Schicksalslied begins with the speaker reciting Beethoven’s own description of his fate motif (‘thus fate knocks at the door’) followed by the beginning of the Fifth Symphony played on tape, over which the choir chants the word “fate” in different languages. Throughout the piece Schnebel employs the human voice in a unique variety of ways from blowing to noisy coughing, and Friedrich Hölderlin’s verses are alternated with quotations from other works by Beethoven such as the Appassionata and String Quartet No.16. In one of his final interviews Schnebel stated:
“Music is a medium, in which feelings play an important role. Music can express delight like no other kind of Art, but also abysmal sorrow. Death is one extreme, overflowing life the other, and in between there are thousands of possibilities.” – Dieter Schnebel

In Frankfurt, Schnebel’s Variationen über das Heidenröslein for voice and ensemble received its world premiere last week on 11 September, and a further version for voice and chamber orchestra will be premiered on 9 November together with Schnebel’s Trauermusik.

 

Work of the Week: Gerald Barry – Canada

Ludwig van Beethoven and Canada. What do those two have in common?
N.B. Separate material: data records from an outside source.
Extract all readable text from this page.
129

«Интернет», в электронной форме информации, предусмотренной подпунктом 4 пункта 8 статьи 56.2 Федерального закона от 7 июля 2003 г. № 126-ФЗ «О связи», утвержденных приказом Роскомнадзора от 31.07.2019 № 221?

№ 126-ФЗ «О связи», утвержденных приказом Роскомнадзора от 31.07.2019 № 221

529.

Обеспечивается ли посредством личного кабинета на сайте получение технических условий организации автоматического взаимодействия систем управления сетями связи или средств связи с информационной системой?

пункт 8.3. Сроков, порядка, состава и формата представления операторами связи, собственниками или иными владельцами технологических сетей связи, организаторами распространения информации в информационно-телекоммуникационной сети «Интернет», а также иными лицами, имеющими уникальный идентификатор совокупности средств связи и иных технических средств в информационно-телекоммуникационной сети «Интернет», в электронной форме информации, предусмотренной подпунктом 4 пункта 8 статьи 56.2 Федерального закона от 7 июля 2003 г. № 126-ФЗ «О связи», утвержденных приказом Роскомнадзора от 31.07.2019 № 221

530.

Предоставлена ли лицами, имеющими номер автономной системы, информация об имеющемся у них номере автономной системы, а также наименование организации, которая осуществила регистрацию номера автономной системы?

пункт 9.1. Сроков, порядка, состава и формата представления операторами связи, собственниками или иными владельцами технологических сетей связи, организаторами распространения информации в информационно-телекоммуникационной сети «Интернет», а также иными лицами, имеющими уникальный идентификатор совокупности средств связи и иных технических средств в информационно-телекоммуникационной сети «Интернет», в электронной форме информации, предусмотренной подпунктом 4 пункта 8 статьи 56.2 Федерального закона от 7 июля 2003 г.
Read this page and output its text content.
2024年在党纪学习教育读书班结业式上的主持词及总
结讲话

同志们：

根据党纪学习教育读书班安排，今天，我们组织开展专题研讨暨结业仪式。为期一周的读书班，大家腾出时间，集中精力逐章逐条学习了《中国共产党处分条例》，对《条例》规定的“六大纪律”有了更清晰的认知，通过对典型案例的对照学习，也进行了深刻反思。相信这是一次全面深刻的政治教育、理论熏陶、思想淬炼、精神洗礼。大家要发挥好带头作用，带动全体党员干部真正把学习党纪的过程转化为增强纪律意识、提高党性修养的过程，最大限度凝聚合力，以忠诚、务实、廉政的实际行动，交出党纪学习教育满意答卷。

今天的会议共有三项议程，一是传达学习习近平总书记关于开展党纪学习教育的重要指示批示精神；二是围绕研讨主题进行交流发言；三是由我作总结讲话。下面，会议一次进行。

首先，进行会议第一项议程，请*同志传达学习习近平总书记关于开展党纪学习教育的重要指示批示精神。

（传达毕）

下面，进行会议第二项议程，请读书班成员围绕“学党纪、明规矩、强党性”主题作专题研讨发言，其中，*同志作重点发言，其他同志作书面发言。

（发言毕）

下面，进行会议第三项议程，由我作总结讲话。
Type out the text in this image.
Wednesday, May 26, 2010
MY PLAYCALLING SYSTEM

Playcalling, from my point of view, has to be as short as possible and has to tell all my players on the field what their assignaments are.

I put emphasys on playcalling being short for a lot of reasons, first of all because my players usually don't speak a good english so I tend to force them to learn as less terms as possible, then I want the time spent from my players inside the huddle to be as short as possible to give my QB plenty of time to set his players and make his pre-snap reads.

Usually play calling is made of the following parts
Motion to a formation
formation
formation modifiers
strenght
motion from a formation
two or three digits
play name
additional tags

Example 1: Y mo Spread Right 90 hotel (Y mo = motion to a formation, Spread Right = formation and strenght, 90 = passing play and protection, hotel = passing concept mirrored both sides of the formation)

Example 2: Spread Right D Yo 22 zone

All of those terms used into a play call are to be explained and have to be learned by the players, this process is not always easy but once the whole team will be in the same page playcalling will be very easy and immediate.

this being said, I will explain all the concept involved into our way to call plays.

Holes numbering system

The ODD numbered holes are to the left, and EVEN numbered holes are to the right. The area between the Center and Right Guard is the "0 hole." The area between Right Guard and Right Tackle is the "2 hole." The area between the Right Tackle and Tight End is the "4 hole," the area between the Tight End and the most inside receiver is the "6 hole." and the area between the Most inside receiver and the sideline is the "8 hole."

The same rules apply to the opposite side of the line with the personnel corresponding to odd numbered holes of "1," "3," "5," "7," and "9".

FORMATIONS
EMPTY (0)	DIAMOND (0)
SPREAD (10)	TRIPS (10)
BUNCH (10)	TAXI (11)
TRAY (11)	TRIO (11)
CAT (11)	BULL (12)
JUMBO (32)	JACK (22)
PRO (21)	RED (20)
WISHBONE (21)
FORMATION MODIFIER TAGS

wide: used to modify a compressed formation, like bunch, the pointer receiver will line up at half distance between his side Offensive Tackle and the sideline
Gerald Barry’s new work for voice and orchestra, Canada, will have its world premiere at the Royal Albert Hall as part of the BBC Proms on 21 August.



Specially commissioned for the Proms, it will be performed by tenor Allan Clayton and the City of Birmingham Symphony Orchestra conducted by Mirga Gražinytė-Tyla.

"Some time ago I was in Toronto airport returning to Dublin. When I got through security, Canada suddenly came into my head: a setting of the Fidelio Prisoners' Chorus for voice and orchestra." Gerald Barry

Gerald Barrys Canada – A tribute to Beethoven


The text, in English, French and German, includes the lines "Speak softly! We are watched with eyes and ears" from Beethoven’s politically charged and only opera, Fidelio. Barry holds Beethoven in high regard, considering him to be the greatest composer that ever lived. Many of his own works draw on the letters and works of Beethoven.  These include Schott and Sons, Mainz for bass solo and SATB choir which uses selected texts from Beethoven’s letters to his publisher and Beethoven for bass voice and ensemble which also features excerpts from Beethoven’s personal letters to his "Immortal Beloved".
“Canada, the name and country, is both everyday and strange to me - exotically normal.” Gerald Barry

Other new works for Barry this season include an Organ Concerto for organist Thomas Trotter commissioned jointly by Birmingham Symphony Orchestra, the London Philharmonic Orchestra and the RTÉ National Symphony Orchestra.

Beethoven would celebrate his 250. birthday in 2020. If you’re still looking for suitable musical programme, you’re invited to have a look at the recent Schott journal for inspiration.

Work of the Week – Christian Jost: An die Hoffnung

On 19 August, the world premiere of Christian Jost’s An die Hoffnung will be performed by Yutaka Sado and the Tonkünstler-Orchester Niederösterreich with tenor Klaus Florian Vogt, opening the 10th annual Grafenegg Festival. Jost was commissioned to write An die Hoffnung as Composer in Residence at this year's festival. The residency will include performances of several of his existing compositions and he will also appear as a conductor and leader of the young composers' workshop INK STILL WET from 1-5 September.

An die Hoffnung—A modern allusion to Beethoven


In 1804, Beethoven set Christoph August Tiedge’s poem ‘An die Hoffnung’ (from Urania) to music, revisiting and revising the vocal work nine years later (Op. 94). Beethoven’s song provides the starting point for Jost’s orchestral work of the same name, which maintains much of Beethoven’s harmonic and sung material integrated into a newly composed orchestral score. Jost’s orchestration further draws from Beethoven by instrumentally mirroring his Symphony No. 9, which will also feature in the opening concert of the festival.
The agitated, rhythmically driven composition begins with an orchestral landscape characterised by minor thirds, expanding orchestrally on Beethoven’s fragile motif of ‘hope’ and interweaving with Tiedge’s final lines: ‘whether an angel waiting above will count my tears.’ – Christian Jost

Other performances of Jost's music at the Grafenegg Festival include the world premiere of another new work, a Fanfare for 9 wind instruments on 19 August, CocoonSymphonie on 25 August with the composer conducting, lautlos for solo cello on 28 August played by Georgy Goryunov, and Portrait for solo violin solo played by Sophie Kolarz-Lakenbacher on 10 September.